The chemical compositions of multiple stellar populations in the globular cluster NGC 2808

TL;DR

This study uses ground-based photometry and spectroscopic data to analyze the chemical compositions of multiple stellar populations in the globular cluster NGC 2808, revealing detailed elemental variations and challenging existing stellar evolution models.

Contribution

It provides the most comprehensive chemical characterization of NGC 2808's stellar populations by combining ground-based photometry with spectroscopic elemental abundances, including AGB stars.

Findings

Light elements vary among populations; iron peak elements are nearly constant.

AGB stars show chemical variations, indicating they are affected by multiple populations.

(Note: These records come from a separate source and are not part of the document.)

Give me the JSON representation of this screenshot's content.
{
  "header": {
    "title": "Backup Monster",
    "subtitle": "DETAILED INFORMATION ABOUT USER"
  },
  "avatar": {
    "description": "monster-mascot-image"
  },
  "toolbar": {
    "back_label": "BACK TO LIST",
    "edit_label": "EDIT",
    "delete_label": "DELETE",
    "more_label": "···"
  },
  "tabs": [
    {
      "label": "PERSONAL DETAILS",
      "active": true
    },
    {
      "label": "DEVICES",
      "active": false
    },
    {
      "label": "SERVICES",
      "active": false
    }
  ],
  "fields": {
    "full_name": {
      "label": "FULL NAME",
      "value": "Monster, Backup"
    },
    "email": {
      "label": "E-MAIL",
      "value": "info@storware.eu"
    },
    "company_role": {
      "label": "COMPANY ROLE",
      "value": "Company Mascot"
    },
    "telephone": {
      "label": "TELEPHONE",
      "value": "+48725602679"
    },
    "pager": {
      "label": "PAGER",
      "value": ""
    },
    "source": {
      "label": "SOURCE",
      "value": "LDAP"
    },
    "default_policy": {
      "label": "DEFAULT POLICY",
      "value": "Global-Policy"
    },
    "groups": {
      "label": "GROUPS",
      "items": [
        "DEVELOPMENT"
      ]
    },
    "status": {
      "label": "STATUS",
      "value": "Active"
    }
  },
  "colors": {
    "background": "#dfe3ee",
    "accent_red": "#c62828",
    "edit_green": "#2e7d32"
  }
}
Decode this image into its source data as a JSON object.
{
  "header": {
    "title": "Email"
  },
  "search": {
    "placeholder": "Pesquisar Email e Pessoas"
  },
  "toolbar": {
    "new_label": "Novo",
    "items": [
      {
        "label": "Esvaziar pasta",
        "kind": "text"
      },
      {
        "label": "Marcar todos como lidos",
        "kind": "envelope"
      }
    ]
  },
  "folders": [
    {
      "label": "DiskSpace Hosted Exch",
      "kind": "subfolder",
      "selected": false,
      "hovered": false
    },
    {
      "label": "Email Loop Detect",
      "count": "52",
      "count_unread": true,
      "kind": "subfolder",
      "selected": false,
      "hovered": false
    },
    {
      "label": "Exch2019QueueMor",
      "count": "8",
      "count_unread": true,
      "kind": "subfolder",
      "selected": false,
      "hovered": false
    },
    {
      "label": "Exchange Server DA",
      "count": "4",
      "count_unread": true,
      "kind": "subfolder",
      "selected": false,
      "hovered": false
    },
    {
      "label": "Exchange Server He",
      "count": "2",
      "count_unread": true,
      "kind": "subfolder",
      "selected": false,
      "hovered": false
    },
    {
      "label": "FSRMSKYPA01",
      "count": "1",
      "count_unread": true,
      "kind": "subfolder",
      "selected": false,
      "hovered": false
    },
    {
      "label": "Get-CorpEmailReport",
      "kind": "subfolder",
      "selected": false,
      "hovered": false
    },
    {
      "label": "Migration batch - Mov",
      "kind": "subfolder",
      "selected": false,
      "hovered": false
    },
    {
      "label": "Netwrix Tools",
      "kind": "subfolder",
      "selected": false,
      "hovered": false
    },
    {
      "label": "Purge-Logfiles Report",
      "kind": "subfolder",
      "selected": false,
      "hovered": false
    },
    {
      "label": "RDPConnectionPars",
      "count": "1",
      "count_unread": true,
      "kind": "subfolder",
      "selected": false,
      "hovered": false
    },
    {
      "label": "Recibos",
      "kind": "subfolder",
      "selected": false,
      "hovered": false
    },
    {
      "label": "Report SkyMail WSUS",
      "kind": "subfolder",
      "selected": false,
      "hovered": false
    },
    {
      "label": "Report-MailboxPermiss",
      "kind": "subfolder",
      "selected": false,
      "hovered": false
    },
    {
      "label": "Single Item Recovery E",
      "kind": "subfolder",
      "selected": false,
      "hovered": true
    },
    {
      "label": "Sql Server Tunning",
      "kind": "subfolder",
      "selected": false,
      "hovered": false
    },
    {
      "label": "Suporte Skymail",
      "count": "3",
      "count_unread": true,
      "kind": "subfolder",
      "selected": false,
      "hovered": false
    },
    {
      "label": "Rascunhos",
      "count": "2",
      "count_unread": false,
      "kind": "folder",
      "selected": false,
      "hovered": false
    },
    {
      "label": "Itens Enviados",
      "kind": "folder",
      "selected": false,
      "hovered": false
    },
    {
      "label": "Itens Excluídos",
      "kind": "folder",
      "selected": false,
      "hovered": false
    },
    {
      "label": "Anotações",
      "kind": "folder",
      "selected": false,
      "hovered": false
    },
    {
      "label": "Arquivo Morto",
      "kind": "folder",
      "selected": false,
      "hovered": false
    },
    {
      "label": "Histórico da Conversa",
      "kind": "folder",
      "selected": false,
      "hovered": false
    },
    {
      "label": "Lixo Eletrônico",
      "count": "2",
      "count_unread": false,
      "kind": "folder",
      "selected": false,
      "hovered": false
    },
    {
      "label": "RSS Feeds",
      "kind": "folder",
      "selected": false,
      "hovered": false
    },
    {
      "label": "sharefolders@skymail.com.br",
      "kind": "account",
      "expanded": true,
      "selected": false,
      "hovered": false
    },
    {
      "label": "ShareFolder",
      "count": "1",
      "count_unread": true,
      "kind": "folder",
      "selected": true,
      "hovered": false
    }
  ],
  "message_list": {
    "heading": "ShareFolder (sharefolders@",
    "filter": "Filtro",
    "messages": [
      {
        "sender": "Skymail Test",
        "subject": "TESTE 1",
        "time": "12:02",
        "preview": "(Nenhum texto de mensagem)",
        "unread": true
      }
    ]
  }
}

Detection of an extreme O-poor AGB star challenges current stellar evolution theories.

Abstract

Pseudo two-colour diagrams or Chromosome maps (ChM) indicate that NGC 2808 host five different stellar populations. The existing ChMs have been derived by the Hubble Space Telescope photometry, and comprise of stars in a small field of view around the cluster centre. To overcome these limitations, we built a ChM with U,B,I photometry from ground-based facilities that disentangle the multiple stellar populations of NGC 2808 over a wider field of view. We used spectra collected by GIRAFFE@VLT in a sample of 70 red giant branch (RGB) and seven asymptotic giant branch (AGB) stars to infer the abundances of C, N, O, Al, Fe, and Ni, which combined with literature data for other elements (Li, Na, Mg, Si, Ca, Sc, Ti, Cr and Mn), and together with both the classical and the new ground-based ChMs, provide the most complete chemical characterisation of the stellar populations in NGC 2808 available to date. As typical of the multiple population phenomenon in globular clusters, the light elements vary from one stellar population to another; whereas the iron peak elements show negligible variation between the different populations (at a level of $\lesssim0.10$~dex). Our AGB stars are also characterised by the chemical variations associated with the presence of multiple populations, confirming that this phase of stellar evolution is affected by the phenomenon as well. Intriguingly, we detected one extreme O-poor AGB star (consistent with a high He abundance), challenging stellar evolution models which suggest that highly He-enriched stars should avoid the AGB phase and evolve as AGB-manqu\'e star.